I have no intention of beginning an argument with you, but I do wish it known that much of what you have posted comes from a source that is very confused about who and what the Beats were. Simply put, a significant part of the comparison and analysis is just wrong. This is not a matter of saying that the Beats were "good" or "hardworking" or anything else of the sort. That is neither my view nor my point. But they were not the cartoonish figures that your source presents them as.

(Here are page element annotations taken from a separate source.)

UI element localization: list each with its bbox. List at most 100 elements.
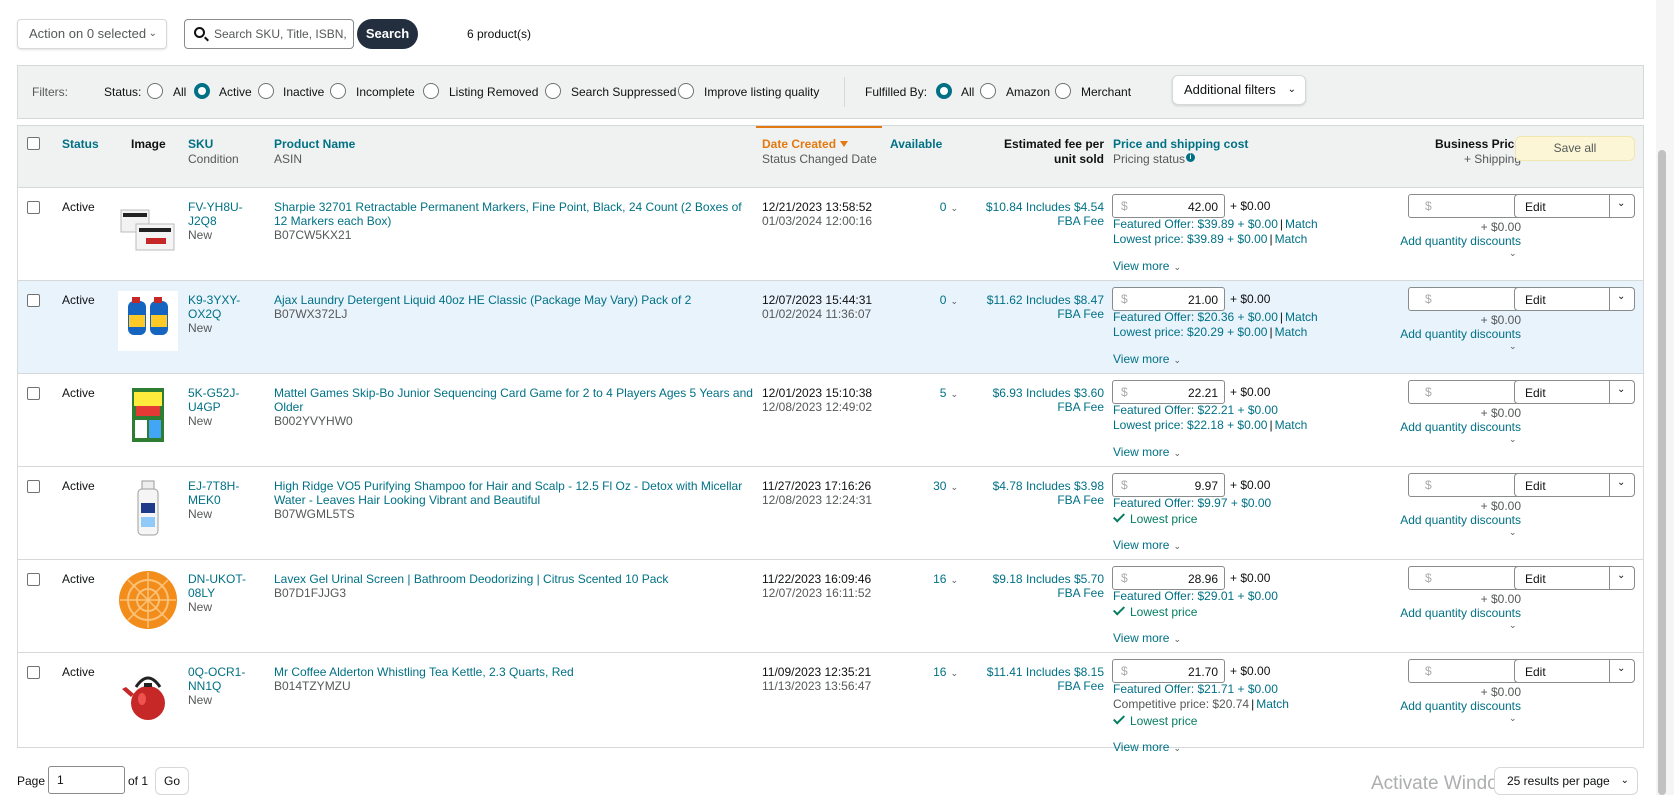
price-input[interactable]: $21.70: [1112, 659, 1225, 683]
match-link[interactable]: Match: [1275, 325, 1308, 339]
status-option-inactive[interactable]: Inactive: [283, 85, 324, 99]
row-checkbox[interactable]: [27, 480, 40, 493]
row-checkbox[interactable]: [27, 573, 40, 586]
edit-button[interactable]: Edit: [1525, 200, 1546, 214]
edit-button[interactable]: Edit: [1525, 386, 1546, 400]
row-checkbox[interactable]: [27, 294, 40, 307]
product-name-link[interactable]: Lavex Gel Urinal Screen | Bathroom Deodo…: [274, 572, 766, 586]
fulfilled-radio-all[interactable]: [936, 83, 952, 99]
add-quantity-discounts-link[interactable]: Add quantity discounts: [1378, 699, 1521, 713]
match-link[interactable]: Match: [1256, 697, 1289, 711]
edit-split-button[interactable]: Edit ⌄: [1514, 287, 1635, 311]
business-price-input[interactable]: $: [1408, 659, 1521, 683]
price-input[interactable]: $42.00: [1112, 194, 1225, 218]
business-price-input[interactable]: $: [1408, 473, 1521, 497]
sku-link[interactable]: 5K-G52J- U4GP: [188, 386, 254, 414]
chevron-down-icon[interactable]: ⌄: [1617, 663, 1625, 674]
available-dropdown[interactable]: 16 ⌄: [898, 572, 958, 587]
add-quantity-discounts-link[interactable]: Add quantity discounts: [1378, 327, 1521, 341]
edit-split-button[interactable]: Edit ⌄: [1514, 566, 1635, 590]
bulk-action-dropdown[interactable]: Action on 0 selected ⌄: [17, 19, 167, 49]
status-option-incomplete[interactable]: Incomplete: [356, 85, 415, 99]
product-image[interactable]: [118, 198, 178, 258]
row-checkbox[interactable]: [27, 387, 40, 400]
price-input[interactable]: $21.00: [1112, 287, 1225, 311]
product-image[interactable]: [118, 477, 178, 537]
price-input[interactable]: $9.97: [1112, 473, 1225, 497]
select-all-checkbox[interactable]: [27, 137, 40, 150]
view-more-link[interactable]: View more ⌄: [1113, 538, 1181, 552]
add-quantity-discounts-link[interactable]: Add quantity discounts: [1378, 513, 1521, 527]
row-checkbox[interactable]: [27, 201, 40, 214]
fulfilled-option-amazon[interactable]: Amazon: [1006, 85, 1050, 99]
sku-link[interactable]: EJ-7T8H- MEK0: [188, 479, 254, 507]
col-date-created[interactable]: Date Created Status Changed Date: [762, 137, 877, 167]
available-dropdown[interactable]: 16 ⌄: [898, 665, 958, 680]
edit-button[interactable]: Edit: [1525, 665, 1546, 679]
business-price-input[interactable]: $: [1408, 380, 1521, 404]
chevron-down-icon[interactable]: ⌄: [1509, 248, 1517, 259]
status-radio-incomplete[interactable]: [330, 83, 346, 99]
view-more-link[interactable]: View more ⌄: [1113, 631, 1181, 645]
business-price-input[interactable]: $: [1408, 566, 1521, 590]
edit-split-button[interactable]: Edit ⌄: [1514, 380, 1635, 404]
col-price[interactable]: Price and shipping cost Pricing status i: [1113, 137, 1248, 167]
available-dropdown[interactable]: 0 ⌄: [898, 293, 958, 308]
edit-button[interactable]: Edit: [1525, 479, 1546, 493]
chevron-down-icon[interactable]: ⌄: [1509, 527, 1517, 538]
page-number-input[interactable]: 1: [48, 766, 125, 794]
status-radio-active[interactable]: [194, 83, 210, 99]
chevron-down-icon[interactable]: ⌄: [1617, 198, 1625, 209]
chevron-down-icon[interactable]: ⌄: [1509, 620, 1517, 631]
product-image[interactable]: [118, 384, 178, 444]
match-link[interactable]: Match: [1285, 310, 1318, 324]
match-link[interactable]: Match: [1275, 232, 1308, 246]
chevron-down-icon[interactable]: ⌄: [1509, 713, 1517, 724]
go-button[interactable]: Go: [155, 767, 189, 795]
status-radio-improve-listing[interactable]: [678, 83, 694, 99]
edit-button[interactable]: Edit: [1525, 293, 1546, 307]
edit-split-button[interactable]: Edit ⌄: [1514, 473, 1635, 497]
price-input[interactable]: $22.21: [1112, 380, 1225, 404]
fee-cell[interactable]: $10.84 Includes $4.54 FBA Fee: [962, 200, 1104, 228]
fulfilled-radio-merchant[interactable]: [1055, 83, 1071, 99]
view-more-link[interactable]: View more ⌄: [1113, 740, 1181, 754]
match-link[interactable]: Match: [1275, 418, 1308, 432]
product-name-link[interactable]: Sharpie 32701 Retractable Permanent Mark…: [274, 200, 766, 228]
view-more-link[interactable]: View more ⌄: [1113, 259, 1181, 273]
search-button[interactable]: Search: [357, 19, 418, 49]
add-quantity-discounts-link[interactable]: Add quantity discounts: [1378, 420, 1521, 434]
chevron-down-icon[interactable]: ⌄: [1617, 570, 1625, 581]
save-all-button[interactable]: Save all: [1515, 136, 1635, 161]
business-price-input[interactable]: $: [1408, 194, 1521, 218]
additional-filters-button[interactable]: Additional filters ⌄: [1172, 75, 1306, 105]
status-option-listing-removed[interactable]: Listing Removed: [449, 85, 538, 99]
fee-cell[interactable]: $6.93 Includes $3.60 FBA Fee: [962, 386, 1104, 414]
fee-cell[interactable]: $4.78 Includes $3.98 FBA Fee: [962, 479, 1104, 507]
status-option-all[interactable]: All: [173, 85, 186, 99]
product-image[interactable]: [118, 663, 178, 723]
chevron-down-icon[interactable]: ⌄: [1509, 434, 1517, 445]
fee-cell[interactable]: $11.41 Includes $8.15 FBA Fee: [962, 665, 1104, 693]
status-option-search-suppressed[interactable]: Search Suppressed: [571, 85, 676, 99]
price-input[interactable]: $28.96: [1112, 566, 1225, 590]
status-option-improve-listing[interactable]: Improve listing quality: [704, 85, 819, 99]
fulfilled-option-merchant[interactable]: Merchant: [1081, 85, 1131, 99]
status-radio-inactive[interactable]: [258, 83, 274, 99]
fee-cell[interactable]: $11.62 Includes $8.47 FBA Fee: [962, 293, 1104, 321]
sku-link[interactable]: 0Q-OCR1- NN1Q: [188, 665, 254, 693]
chevron-down-icon[interactable]: ⌄: [1509, 341, 1517, 352]
sku-link[interactable]: K9-3YXY- OX2Q: [188, 293, 254, 321]
status-radio-search-suppressed[interactable]: [545, 83, 561, 99]
edit-split-button[interactable]: Edit ⌄: [1514, 659, 1635, 683]
product-name-link[interactable]: Ajax Laundry Detergent Liquid 40oz HE Cl…: [274, 293, 766, 307]
row-checkbox[interactable]: [27, 666, 40, 679]
chevron-down-icon[interactable]: ⌄: [1617, 384, 1625, 395]
product-name-link[interactable]: Mattel Games Skip-Bo Junior Sequencing C…: [274, 386, 766, 414]
scrollbar-thumb[interactable]: [1658, 150, 1666, 795]
product-image[interactable]: [118, 570, 178, 630]
fulfilled-radio-amazon[interactable]: [980, 83, 996, 99]
chevron-down-icon[interactable]: ⌄: [1617, 291, 1625, 302]
product-image[interactable]: [118, 291, 178, 351]
search-input[interactable]: [212, 24, 350, 44]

Nor, in fact, was there really any such thing as a beatnik "movement." Put plainly, beatniks weren't joiners. What is more, the roots of whatever it was that beatniks had in common came not from free love or Buddhism or communal living (nonjoiners don't live in communes!) but from the late-forties development of what its practitioners called cool jazz. Incidentally, they used that term to distinguish themselves from their fellow jazz musicians who played in the style of the late thirties and early forties that was called—you guessed it—hot (or red hot) jazz. The very term "cool"—the longest-enduring slang word in the English language—was first used in its present sense (which is essentially "wow! this is something really good, and what's more, my mom and dad and other square folks will hate it") by those musicians and the people who sought out their performances—notably, the beatniks.
The "marketing" of the beatnik idea was done by the Jєωs, of course, with Allen Ginsberg, one of history's greatest self-promoters and con artists, leading the way. He and his ilk were the ones who created the ridiculous notion that the so-called hippies were lineal descendants of the Beats. They weren't. Beatniks weren't political and they hated noise and crowds (recall that a central part of the cool jazz outlook or ethos or whatever you want to call it was a concern for reduced volume—indeed near silence—manifested by the rise of the solo jazz performer and the chamber-music-size ensemble, things that didn't exist during the Dixieland, swing, or big band eras; one of the most famous and admired groups in jazz history, the Modern Jazz Quartet, emerged from the cool jazz environment). The very idea of a Beatnik Woodstock or Beatniks for McGovern is thus simply inconceivable.
Whole books could be written about Kerouac—as of course they have been. Never having read any of them, I have no idea to what extent, if any, they are accurate, but the fact that a pompous, lying fool like Douglas Brinkley has been working to get himself anointed Kerouac's leading chronicler certainly doesn't bode well. (When I say I never read any of this stuff, I'm not counting Tom Wolfe's Electric Kool-Aid Acid Test, which centrally concerns Ken Kesey and his bunch but also of necessity has a certain amount about Kerouac, because a close friend of Kesey's, Neal Cassady, was an equally close friend of Kerouac's and is in fact, along with JK, the protagonist of On the Road.)
To make just one point about JK, there was nothing hippieish about him in several important ways. Yes, he was interested in Buddhism, but he was also an old-fashioned American patriot who hated communists and spoke publicly in support of Senator Joseph McCarthy. He had no interest in celebrity, no interest in winning people over to drugs or leftist causes or social revolution. He was a guy with more daemons than one could shake a stick at, no doubt; a very sad and insecure man, more and more a loner as he got older, who made it plain that he loathed those who wanted to make him an icon of sorts and those—the hippies—who wanted to claim him as their progenitor and inspiration. As with so many other people so describable, he was a solitary drinker who drank far too much, and it was of course the drink that killed him before he was fifty.
One last note. It is a mistake to cite sɛҳuąƖ promiscuity as a distinguishing mark of either the Beats or the hippies. If I have learned one thing in my wearily long life, it is that virtually every single social movement in recorded history has included sizable numbers of young men whose principal reason for joining was to get laid and equally sizable numbers of young women whose primary interest was in doing anything that would piss off their parents. In fact, the sole exception that comes to mind is Savonarola's ascetic movement in Florence (from him has come the expression "bonfire of the vanities"). His exceptionalism cost him his life.